The risk of the UK not signing at least a partial deal with the EU before its 2020 deadline is lower than “before December’s general election”, Stéphane Monier said in a note to investors on Wednesday.

“We believe that the possibility of another cliff-edge, year-end, no-deal scenario will keep enough pressure on sterling to cap any rallies in the UK’s currency,” he said. “In the near term, we expect GBP-USD to trade in a narrow range between $1.28 and $1.32 (Dh4.70-Dh4.85).”

The British pound was up 0.1 per cent at $1.3015 at 1.38pm UAE time after the UK released inflation numbers that signalled its economy is fighting Brexit woes. The European currency is facing its own slide against the greenback as the eurozone economy softens. The euro, which is making a beeline to its lowest level since 2017, rose marginally to $1.0805.

Markets had been waiting for the hard European economic data to catch up with lower sentiment in surveys after a trade war-induced contraction, Jasper Lawler, head of research at London Capital Group, said on Wednesday.

“Now surveys have tanked again it could spell a recession,” Mr Lawler said. “With the benefit of hindsight, the best argument against euro-dollar parity on prior occasions was the resilience of Germany’s economy. This time Germany is in a rut and that makes the case for parity more compelling.”

The UK economy, after voting to leave the EU more than three years ago, is still struggling with Brexit-related uncertainties. With the biggest Conservative majority in parliament since 1987, Prime Minister Boris Johnson’s government is looking to use fiscal stimulus to kick-start the stagnating economy.

Expediting a high-speed infrastructure project linking London to the north of England, at an estimated cost of more than £100 billion (Dh478bn), is among the planned measures. The Bank of England’s outlook, released in January, forecasts growth in gross domestic product of 0.2 per cent for the first three months of 2020, on a quarterly basis, compared with zero growth in the final quarter of last year.

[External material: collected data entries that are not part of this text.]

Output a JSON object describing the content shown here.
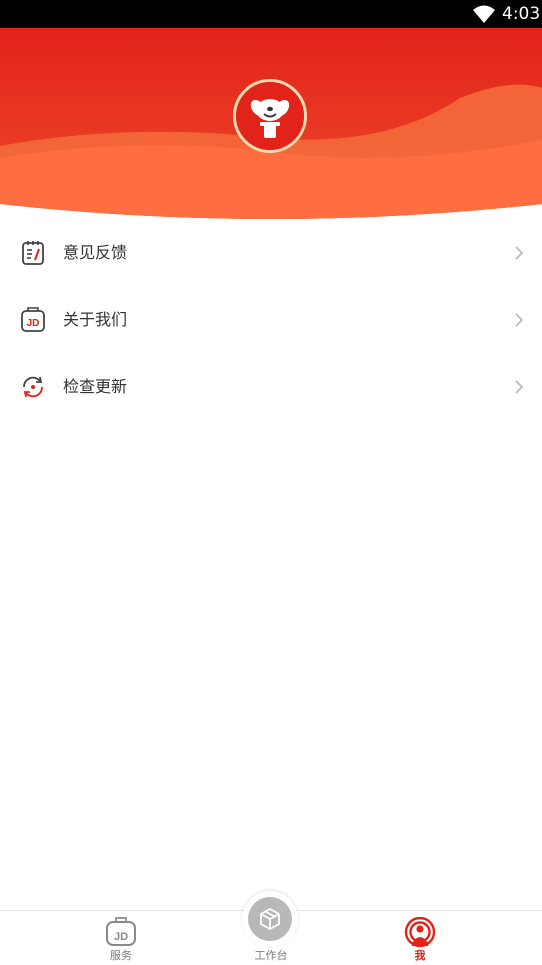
{
  "status_bar": {
    "time": "4:03",
    "wifi_icon": "wifi-icon"
  },
  "header": {
    "avatar_icon": "jd-dog-mascot-icon",
    "colors": {
      "top": "#e2231a",
      "bottom": "#ff6a3d"
    }
  },
  "menu": {
    "items": [
      {
        "label": "意见反馈",
        "icon": "feedback-icon"
      },
      {
        "label": "关于我们",
        "icon": "jd-logo-icon"
      },
      {
        "label": "检查更新",
        "icon": "refresh-icon"
      }
    ]
  },
  "tabbar": {
    "tabs": [
      {
        "label": "服务",
        "icon": "jd-service-icon",
        "active": false
      },
      {
        "label": "工作台",
        "icon": "box-icon",
        "active": false
      },
      {
        "label": "我",
        "icon": "user-profile-icon",
        "active": true
      }
    ]
  },
  "colors": {
    "accent": "#e2231a",
    "text": "#333333",
    "muted": "#7a7a7a"
  }
}
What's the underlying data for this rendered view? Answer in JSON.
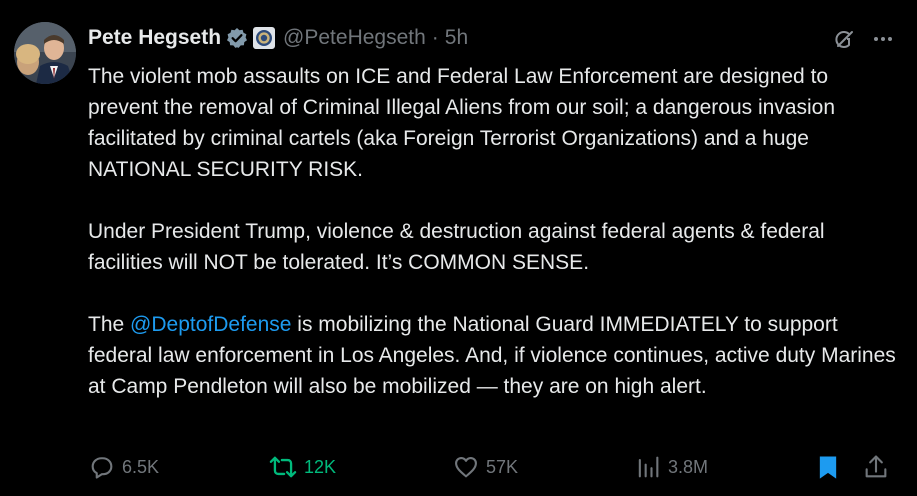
{
  "author": {
    "name": "Pete Hegseth",
    "handle": "@PeteHegseth",
    "time": "5h",
    "separator": "·"
  },
  "colors": {
    "background": "#000000",
    "text": "#e7e9ea",
    "muted": "#71767b",
    "link": "#1d9bf0",
    "verified": "#829aab",
    "repost": "#00ba7c",
    "bookmark": "#1d9bf0"
  },
  "icons": {
    "verified": "verified-badge-icon",
    "affiliation": "seal-icon",
    "grok": "grok-icon",
    "more": "more-icon",
    "reply": "reply-icon",
    "repost": "repost-icon",
    "like": "heart-icon",
    "views": "views-icon",
    "bookmark": "bookmark-icon",
    "share": "share-icon"
  },
  "body": {
    "p1": "The violent mob assaults on ICE and Federal Law Enforcement are designed to prevent the removal of Criminal Illegal Aliens from our soil; a dangerous invasion facilitated by criminal cartels (aka Foreign Terrorist Organizations) and a huge NATIONAL SECURITY RISK.",
    "p2": "Under President Trump, violence & destruction against federal agents & federal facilities will NOT be tolerated. It’s COMMON SENSE.",
    "p3_before": "The ",
    "p3_mention": "@DeptofDefense",
    "p3_after": " is mobilizing the National Guard IMMEDIATELY to support federal law enforcement in Los Angeles. And, if violence continues, active duty Marines at Camp Pendleton will also be mobilized — they are on high alert."
  },
  "stats": {
    "replies": "6.5K",
    "reposts": "12K",
    "likes": "57K",
    "views": "3.8M"
  }
}
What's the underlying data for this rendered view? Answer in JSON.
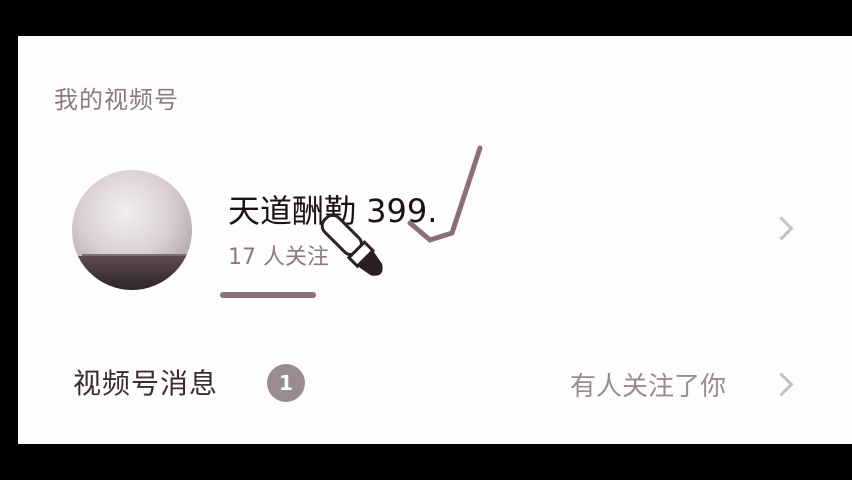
{
  "section": {
    "title": "我的视频号"
  },
  "channel": {
    "name": "天道酬勤 399.",
    "followers": "17 人关注"
  },
  "messages": {
    "label": "视频号消息",
    "badge_count": "1",
    "status": "有人关注了你"
  },
  "icons": {
    "channel_chevron": "chevron-right-icon",
    "messages_chevron": "chevron-right-icon",
    "brush": "brush-icon"
  },
  "colors": {
    "background": "#000000",
    "panel": "#fdfdfd",
    "accent": "#9a8b91",
    "text_primary": "#1a1216",
    "text_secondary": "#8a7b80"
  }
}
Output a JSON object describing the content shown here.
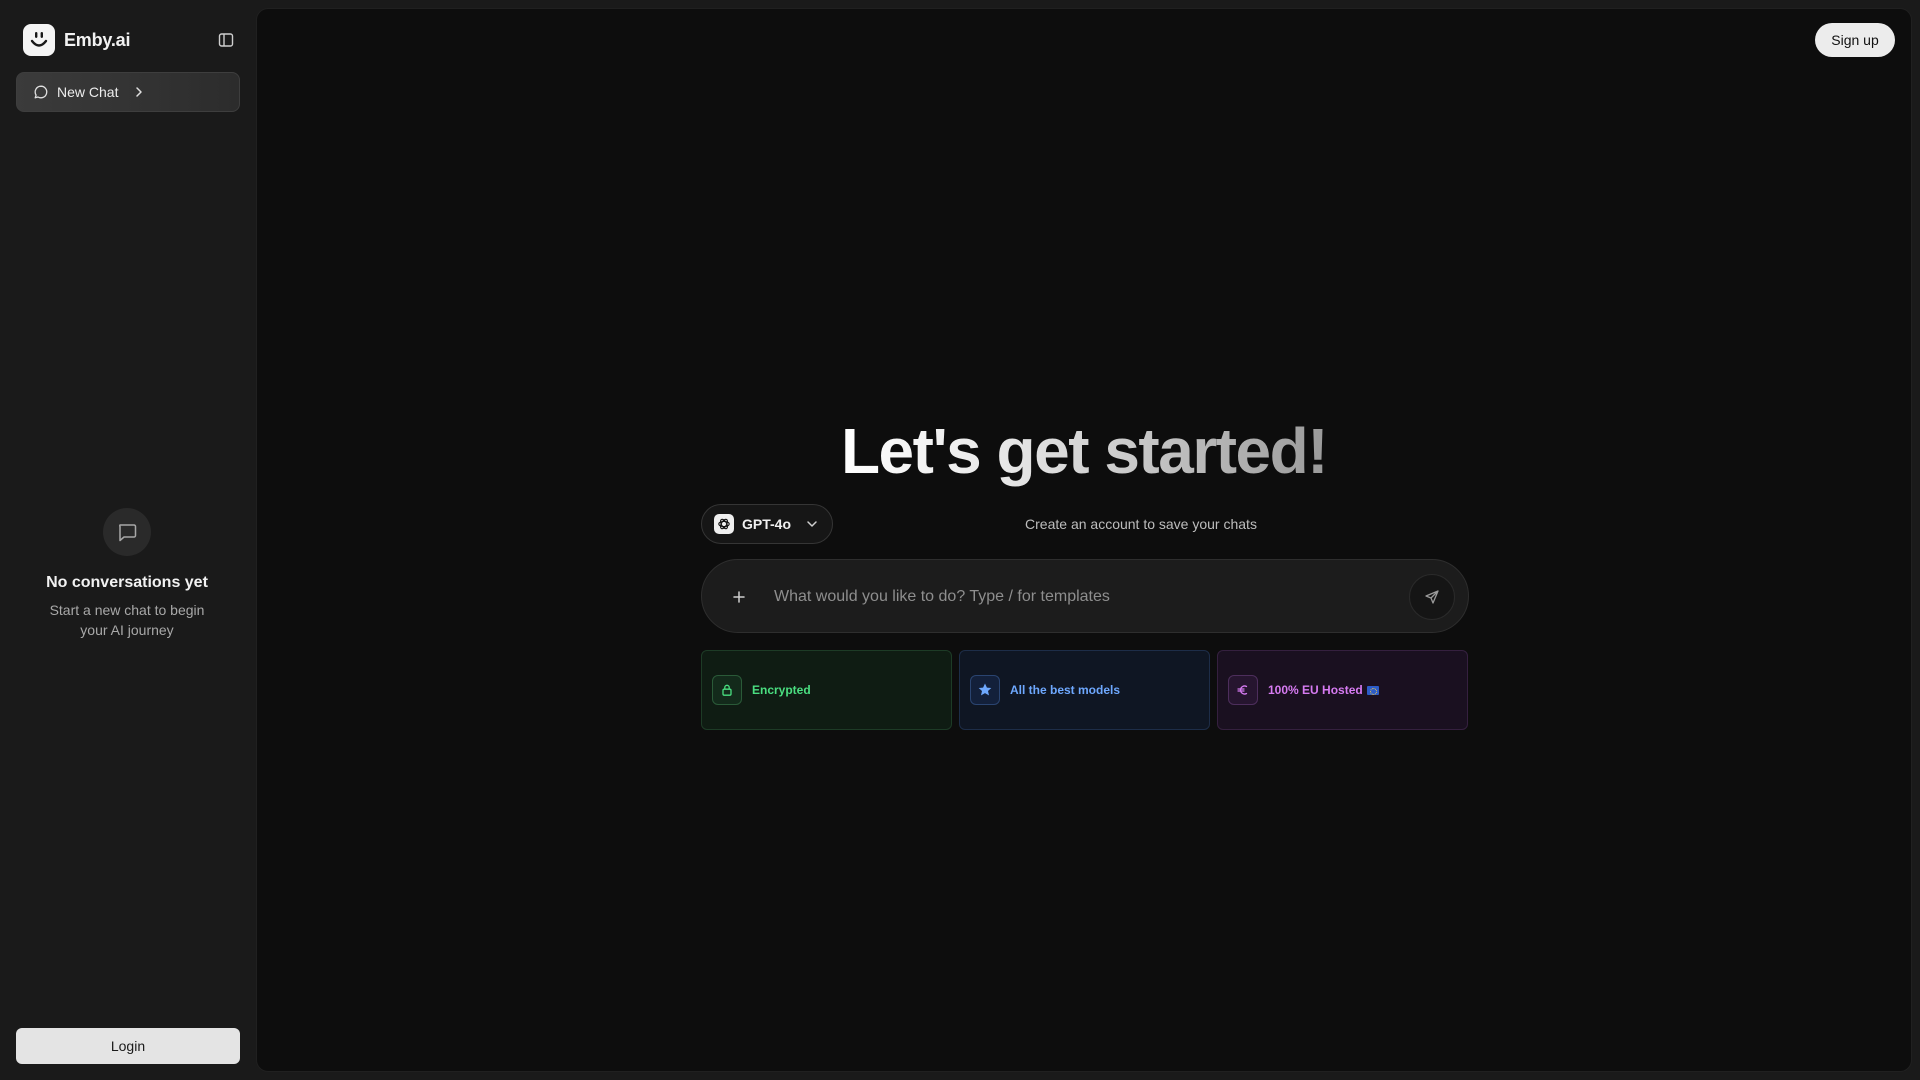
{
  "app": {
    "name": "Emby.ai",
    "icons": {
      "logo": "smiley-logo-icon",
      "collapse": "sidebar-toggle-icon",
      "new_chat": "chat-bubble-icon",
      "new_chat_arrow": "chevron-right-icon",
      "empty": "message-square-icon"
    }
  },
  "sidebar": {
    "new_chat_label": "New Chat",
    "empty_state": {
      "title": "No conversations yet",
      "subtitle": "Start a new chat to begin your AI journey"
    },
    "login_label": "Login"
  },
  "header": {
    "signup_label": "Sign up"
  },
  "main": {
    "hero_title": "Let's get started!",
    "model_selector": {
      "label": "GPT-4o",
      "icon": "openai-icon"
    },
    "save_hint": "Create an account to save your chats",
    "composer": {
      "placeholder": "What would you like to do? Type / for templates",
      "value": "",
      "add_icon": "plus-icon",
      "send_icon": "send-icon"
    },
    "features": [
      {
        "label": "Encrypted",
        "icon": "lock-icon",
        "color": "#4ade80"
      },
      {
        "label": "All the best models",
        "icon": "star-icon",
        "color": "#6ea8fe"
      },
      {
        "label": "100% EU Hosted",
        "icon": "euro-icon",
        "color": "#d77bf2"
      }
    ]
  }
}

“Our annualised forecast, broadly in line with the BoE’s expectations for the 2020 full year, is for GDP growth of 1.4 per cent and inflation of 1.8 per cent,” the Lombard Odier report said.

The BoE's deputy governor, Andrew Bailey, will take over from Mark Carney on March 17 and chair his first monetary policy committee on March 26. Ahead of that meeting, markets are pricing a one-in-four chance of a cut in interest rates, Lombard Odier said, citing Bloomberg data. The BoE based its January decision to leave rates on hold on a stabilising economic environment both at home and abroad. However, any renewed outbreak of Brexit-related uncertainty would be likely to push the BoE towards easing, the bank noted.

The EU and the UK are preparing to start negotiations on future trade relations in March. Mr Johnson has said that the UK is not planning to follow EU rules on subsidies, competition, social standards or the environment, and has already ruled out requesting an extension to the December 31 deadline. The UK’s rush to sign a deal with the EU suggests that it wants to rapidly turn to securing agreements with other trade partners, which will bring their own challenges.

“Given the short, 10-month negotiating timetable, only a limited agreement may be possible,” Monier said. “The EU’s trade agreement with Canada, sometimes cited by Mr Johnson as a model, took more than five years to negotiate and will only be fully implemented over several more.”